Marathon Digital Holdings, Inc. (MARA) is currently trading at $11.10, notably below the MA-20 at $16.37, MA-50 at $17.76, and MA-200 at $15.79, which highlights prevailing short-, medium-, and long-term downside pressure. The strong price drop of 6.57% today places the stock near the session low, implying ongoing intraday volatility.
Highlights
- Marathon Digital reported third-quarter revenue of $252.41 million, slightly missing analyst expectations and posting a net margin of 85.02%.
- The company achieved 92% year-over-year revenue growth in the quarter and has commenced expansion into AI operations.

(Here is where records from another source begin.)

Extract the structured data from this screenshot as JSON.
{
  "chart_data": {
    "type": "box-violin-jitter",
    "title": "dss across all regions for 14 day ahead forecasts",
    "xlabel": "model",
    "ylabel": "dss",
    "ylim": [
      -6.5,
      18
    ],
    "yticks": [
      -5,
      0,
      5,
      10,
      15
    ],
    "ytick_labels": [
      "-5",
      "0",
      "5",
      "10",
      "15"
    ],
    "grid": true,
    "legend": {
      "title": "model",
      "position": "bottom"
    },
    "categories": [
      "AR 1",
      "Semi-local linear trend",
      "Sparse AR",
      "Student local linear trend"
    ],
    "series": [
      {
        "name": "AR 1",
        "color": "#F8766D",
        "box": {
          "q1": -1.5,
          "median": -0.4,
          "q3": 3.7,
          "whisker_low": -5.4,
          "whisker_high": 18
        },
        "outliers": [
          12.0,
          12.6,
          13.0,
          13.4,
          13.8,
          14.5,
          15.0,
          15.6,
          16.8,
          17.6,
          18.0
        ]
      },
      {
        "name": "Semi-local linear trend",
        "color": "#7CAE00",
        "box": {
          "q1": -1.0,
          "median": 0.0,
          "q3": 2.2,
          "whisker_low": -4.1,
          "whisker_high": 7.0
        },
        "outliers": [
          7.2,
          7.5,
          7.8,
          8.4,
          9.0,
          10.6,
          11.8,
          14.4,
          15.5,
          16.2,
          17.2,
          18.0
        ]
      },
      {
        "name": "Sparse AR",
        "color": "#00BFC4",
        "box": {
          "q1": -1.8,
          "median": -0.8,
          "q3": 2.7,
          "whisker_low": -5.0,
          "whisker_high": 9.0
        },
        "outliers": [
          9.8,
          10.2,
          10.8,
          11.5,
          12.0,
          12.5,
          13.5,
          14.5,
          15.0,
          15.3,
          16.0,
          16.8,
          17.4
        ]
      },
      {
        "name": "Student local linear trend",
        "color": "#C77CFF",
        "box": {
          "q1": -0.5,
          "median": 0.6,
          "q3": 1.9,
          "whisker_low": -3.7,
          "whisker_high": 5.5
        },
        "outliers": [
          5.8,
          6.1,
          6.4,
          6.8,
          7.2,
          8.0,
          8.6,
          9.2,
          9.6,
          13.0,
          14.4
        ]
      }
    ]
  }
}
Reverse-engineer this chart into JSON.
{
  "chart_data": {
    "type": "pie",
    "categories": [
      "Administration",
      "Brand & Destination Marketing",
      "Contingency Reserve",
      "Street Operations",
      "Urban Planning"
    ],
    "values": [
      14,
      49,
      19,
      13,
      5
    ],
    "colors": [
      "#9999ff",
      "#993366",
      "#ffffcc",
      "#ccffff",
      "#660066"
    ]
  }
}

- During the second quarter, Foundations Investment Advisors LLC reduced its stake in Marathon Digital by 64.2%, while Geode Capital Management LLC and other institutions increased their holdings.
Revenue beat offset by margin dip and shifting institutional stakes
Marathon Digital reported third-quarter revenue of $252.41 million, slightly below analyst expectations, along with a net margin of 85.02% and a negative return on equity of 2.11%. The company achieved 92% year-over-year revenue growth in the quarter and has begun expanding into AI operations. During the second quarter, Foundations Investment Advisors LLC reduced its stake by 64.2%, while Geode Capital Management LLC and other institutions increased their holdings.
Bearish momentum dominates as technical signals flag deep oversold
Momentum signals are negative, with both the MACD and ADX indicating ongoing bearish sentiment. The RSI, Stoch RSI, and CCI all reflect oversold conditions, suggesting the market is stretched to the downside. Bull/Bear Power (BBP) is deeply in oversold territory, confirming sellers are dominating intraday momentum. The closest dynamic resistance is the Ichimoku Kijun at $17.27, while the $11.00 area and the HMA at $10.98 may serve as initial support. While most momentum indicators align to confirm the bearish move, the oversold readings in oscillators warn of a possible short-term pause or bounce.
Previously it was noted that the company announced a strategic shift through the acquisition of Exaion, signaling diversification into AI infrastructure. The report highlighted that the uptrend faces short-term loss in strength as volatility diverges.